A feasible region has corner points at (0, 4), (3, 2), and (6, 0). The objective function is P = 3x + 5y. A student argues that the optimal mix must be somewhere in the middle — not at an extreme corner — and evaluates P at the interior point (3, 2) only, concluding P = 19 is the maximum. What is the actual maximum value of P?
A20 — at corner point (0, 4)
B19 — the student's answer was correct
C18 — at corner point (6, 0)
DA higher value exists in the interior of the feasible region
P(0,4) = 0 + 20 = 20, P(3,2) = 9 + 10 = 19, P(6,0) = 18 + 0 = 18. The maximum is 20 at (0, 4). The Corner Point Theorem guarantees the optimum occurs at a vertex — never in the interior — because the objective function's level curves are straight lines that slide across the region until they exit at a corner. A point in the interior can always be improved by moving toward a boundary or corner.
Question 2 Multiple Choice
Which action correctly applies the Corner Point Theorem when solving a linear programming problem?
AEvaluate the objective function at many points inside the feasible region and find the largest
BEvaluate the objective function at each vertex of the feasible region and compare
CFind where the objective function equals zero and check nearby vertices
DEvaluate the objective function along each boundary edge and average the results
The Corner Point Theorem states that the maximum (or minimum) of a linear objective function over a closed polygonal feasible region always occurs at one of the vertices. The correct procedure is: (1) find all corner points by solving pairs of intersecting boundary lines, (2) evaluate the objective at each, (3) pick the best. Sampling interior points or averaging edges is both inefficient and unreliable.
Question 3 True / False
If a linear programming problem has a bounded feasible region, the Corner Point Theorem guarantees that the optimal value of the objective function occurs at one of the vertices.
TTrue
FFalse
Answer: True
True. A bounded feasible region is a closed polygon. Because the objective function is linear, its level curves are parallel lines. As you translate these lines in the direction of improving the objective, the last point of the feasible region touched before the line exits is always a corner vertex. This is why the theorem holds — and it only requires the region to be closed and the objective to be linear.
Question 4 True / False
A point in the interior of the feasible region can sometimes achieve a higher objective value than most corner points if the objective function has a steep slope.
TTrue
FFalse
Answer: False
False. No interior point can beat every corner point for a linear objective. The Corner Point Theorem is unconditional for bounded feasible regions — it applies regardless of the slope or direction of the objective function. Interior points lie on level curves strictly between two boundary values; moving toward the boundary always keeps the option to improve. If the objective function is parallel to a boundary edge, the entire edge is optimal, but each endpoint of that edge is still a corner.
Question 5 Short Answer
A student solves a linear programming problem by graphing the constraints, shading the feasible region, and then picking the point that 'looks like the best balance' near the middle of the region. Explain why this approach is structurally unreliable, and describe the correct procedure.
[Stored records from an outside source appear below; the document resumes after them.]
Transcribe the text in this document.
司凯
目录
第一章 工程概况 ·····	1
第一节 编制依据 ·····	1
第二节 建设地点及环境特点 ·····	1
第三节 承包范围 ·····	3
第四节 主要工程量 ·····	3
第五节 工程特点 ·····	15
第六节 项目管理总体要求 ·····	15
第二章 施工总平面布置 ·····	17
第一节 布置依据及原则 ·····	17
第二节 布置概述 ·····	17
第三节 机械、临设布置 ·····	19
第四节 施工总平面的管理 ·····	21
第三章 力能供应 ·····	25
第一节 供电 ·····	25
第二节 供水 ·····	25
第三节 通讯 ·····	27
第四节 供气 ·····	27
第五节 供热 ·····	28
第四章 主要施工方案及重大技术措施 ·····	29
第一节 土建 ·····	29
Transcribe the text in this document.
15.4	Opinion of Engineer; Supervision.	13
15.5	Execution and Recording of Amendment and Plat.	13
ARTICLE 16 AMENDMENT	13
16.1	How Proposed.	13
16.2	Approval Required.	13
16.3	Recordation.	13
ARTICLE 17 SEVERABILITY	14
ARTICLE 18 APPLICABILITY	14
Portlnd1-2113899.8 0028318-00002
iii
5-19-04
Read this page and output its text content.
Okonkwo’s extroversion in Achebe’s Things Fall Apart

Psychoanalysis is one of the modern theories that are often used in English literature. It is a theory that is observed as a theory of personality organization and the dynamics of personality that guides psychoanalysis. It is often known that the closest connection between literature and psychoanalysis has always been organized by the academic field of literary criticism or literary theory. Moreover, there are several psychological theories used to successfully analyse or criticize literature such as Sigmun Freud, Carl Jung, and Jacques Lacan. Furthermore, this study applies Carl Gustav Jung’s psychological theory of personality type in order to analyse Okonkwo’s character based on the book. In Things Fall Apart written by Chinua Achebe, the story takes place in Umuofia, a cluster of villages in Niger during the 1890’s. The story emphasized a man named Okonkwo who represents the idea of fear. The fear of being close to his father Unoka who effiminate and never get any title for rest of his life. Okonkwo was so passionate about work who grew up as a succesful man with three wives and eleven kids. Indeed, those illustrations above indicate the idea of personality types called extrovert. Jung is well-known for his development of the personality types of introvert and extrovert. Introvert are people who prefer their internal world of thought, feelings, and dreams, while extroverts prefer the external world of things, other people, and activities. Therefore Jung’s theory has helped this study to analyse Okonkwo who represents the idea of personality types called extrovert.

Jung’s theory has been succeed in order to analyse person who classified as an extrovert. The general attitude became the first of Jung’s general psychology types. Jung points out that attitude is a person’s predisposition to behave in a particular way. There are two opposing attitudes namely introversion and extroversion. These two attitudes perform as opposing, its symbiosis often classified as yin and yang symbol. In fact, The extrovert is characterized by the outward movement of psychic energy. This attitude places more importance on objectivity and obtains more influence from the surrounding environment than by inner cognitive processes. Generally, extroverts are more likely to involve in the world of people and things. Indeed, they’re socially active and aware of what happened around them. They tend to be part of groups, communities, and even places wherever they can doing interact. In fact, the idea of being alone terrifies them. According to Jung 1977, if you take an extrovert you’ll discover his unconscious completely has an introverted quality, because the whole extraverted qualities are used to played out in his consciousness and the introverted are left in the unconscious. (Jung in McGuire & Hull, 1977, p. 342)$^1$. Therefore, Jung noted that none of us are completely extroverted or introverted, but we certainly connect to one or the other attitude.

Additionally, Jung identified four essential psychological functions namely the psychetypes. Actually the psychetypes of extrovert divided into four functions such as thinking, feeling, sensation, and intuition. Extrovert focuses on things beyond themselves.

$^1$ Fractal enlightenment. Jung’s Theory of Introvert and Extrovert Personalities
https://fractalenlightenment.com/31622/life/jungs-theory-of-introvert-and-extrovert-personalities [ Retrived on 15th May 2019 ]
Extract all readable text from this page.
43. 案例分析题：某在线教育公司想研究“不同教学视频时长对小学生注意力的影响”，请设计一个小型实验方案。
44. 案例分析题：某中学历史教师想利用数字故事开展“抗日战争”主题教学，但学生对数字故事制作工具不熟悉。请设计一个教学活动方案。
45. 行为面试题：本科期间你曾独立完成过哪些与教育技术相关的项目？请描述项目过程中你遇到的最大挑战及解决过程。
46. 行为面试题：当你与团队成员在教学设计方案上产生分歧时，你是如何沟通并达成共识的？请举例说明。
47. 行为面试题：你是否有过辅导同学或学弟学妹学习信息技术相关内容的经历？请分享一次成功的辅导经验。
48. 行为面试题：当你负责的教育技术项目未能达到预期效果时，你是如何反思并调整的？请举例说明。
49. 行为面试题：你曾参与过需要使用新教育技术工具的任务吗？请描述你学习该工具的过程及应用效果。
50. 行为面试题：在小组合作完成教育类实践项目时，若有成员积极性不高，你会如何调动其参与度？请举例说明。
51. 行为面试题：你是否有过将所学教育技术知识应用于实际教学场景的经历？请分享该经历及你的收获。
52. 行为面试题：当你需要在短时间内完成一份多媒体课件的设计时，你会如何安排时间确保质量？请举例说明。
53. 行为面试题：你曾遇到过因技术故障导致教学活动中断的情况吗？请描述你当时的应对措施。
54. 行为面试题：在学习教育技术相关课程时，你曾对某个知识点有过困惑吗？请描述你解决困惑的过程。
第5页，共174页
Think about your answer, then reveal below.
Model answer: The approach fails because the optimal value of a linear objective never lies in the interior of the feasible region — it always occurs at a corner vertex. 'Looking balanced' has nothing to do with maximizing a linear function. The correct procedure is: (1) graph all constraints to find the feasible region, (2) identify all corner points by solving the systems of equations formed at each intersection of boundary lines, (3) evaluate the objective function at every corner point, and (4) select the corner with the best value. This is the Corner Point Theorem and it is guaranteed by the geometry of linear functions over polygons.
The misconception stems from confusing optimization with 'balance.' A linear objective function values one unit of x and one unit of y at fixed rates regardless of where in the region you are. Moving toward a corner that weights the more valuable variable more heavily always improves the objective. Only when the objective is parallel to a boundary edge does an entire edge (including two corners) tie for optimal.